Tous ses changements semblent
profondément troubler Maddalena jusqu'au vrai choc lorsqu'elle apprend
les fiançailles d'Angela. L'agression initiale a en fait provoqué chez
Maddalena un dédoublement de personnalité et c'est à Florence qu'elle va
fuir pour endosser son autre "moi" et redevenir Rossanna, l'amante
volcanique du gangster local Nino (Stewart Granger) dont elle s'est
éprise lors d'une précédente crise quelques années plus tôt.
Phyllis Calvert d'habitude si douce et bienveillante trouve enfin un
rôle lui laissant exprimer une vraie démesure avec cette schizophrène.
Effrayée par toute évocation du sexe en Maddalena, elle devient lascive
et provocatrice en Rossanna les coiffures sophistiquées de la première
laissant place au cheveux lâchés de la seconde), Crabtree osant une
belle scène en ombre chinoise après l'étreinte entre les deux amants.

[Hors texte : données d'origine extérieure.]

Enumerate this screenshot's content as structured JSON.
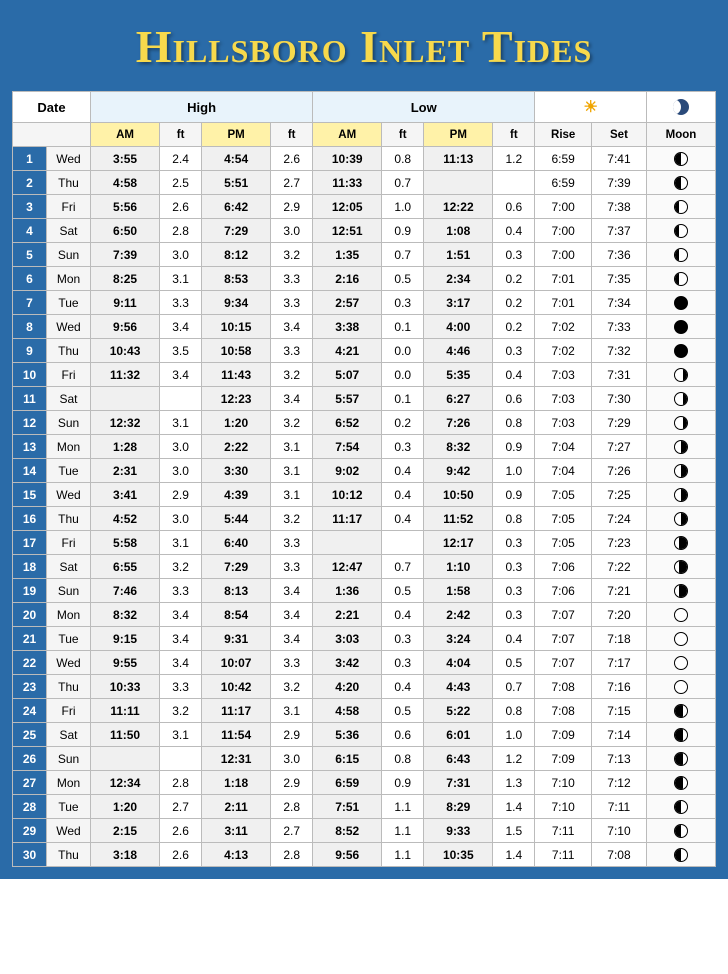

Une nouvelle fois les repères sont troublés avec cette intrigue se
déroulant de nos jour mais dont tout ramène au passé avec des décors
studio jouant totalement la carte du rêve éveillé, via le ton prude issu
de la personnalité de Maddalena (la procession religieuse tout droit
sortie d'un livre d'iconographie) ou par une outrance et une luxure
surprenante avec une pétaradante scène de carnaval finale.
Une pure
intrigue policière s'ajoute à tout cela avec les activités illicites de
Nino pour un mélange des genres pas loin d'être indigeste dans ses
ruptures de ton et multiples personnages secondaires. L'émotion parvient
néanmoins à émerger grâce à l'intense histoire d'amour entre Rossanna
et Nino, Stewart Granger délivrant une prestation ardente en brute
épaisse rongé par la passion.
On en espérerait presque que Maddalena ne
retrouve pas sa personnalité initiale pour qu'ils restent ensemble
malgré une toujours attachante Patricia Roc en fille menant l'enquête
pour retrouver sa mère, seul lien fort avec l'ancienne vie le personnage
du mari étant trop fade comparé à Stewart Granger.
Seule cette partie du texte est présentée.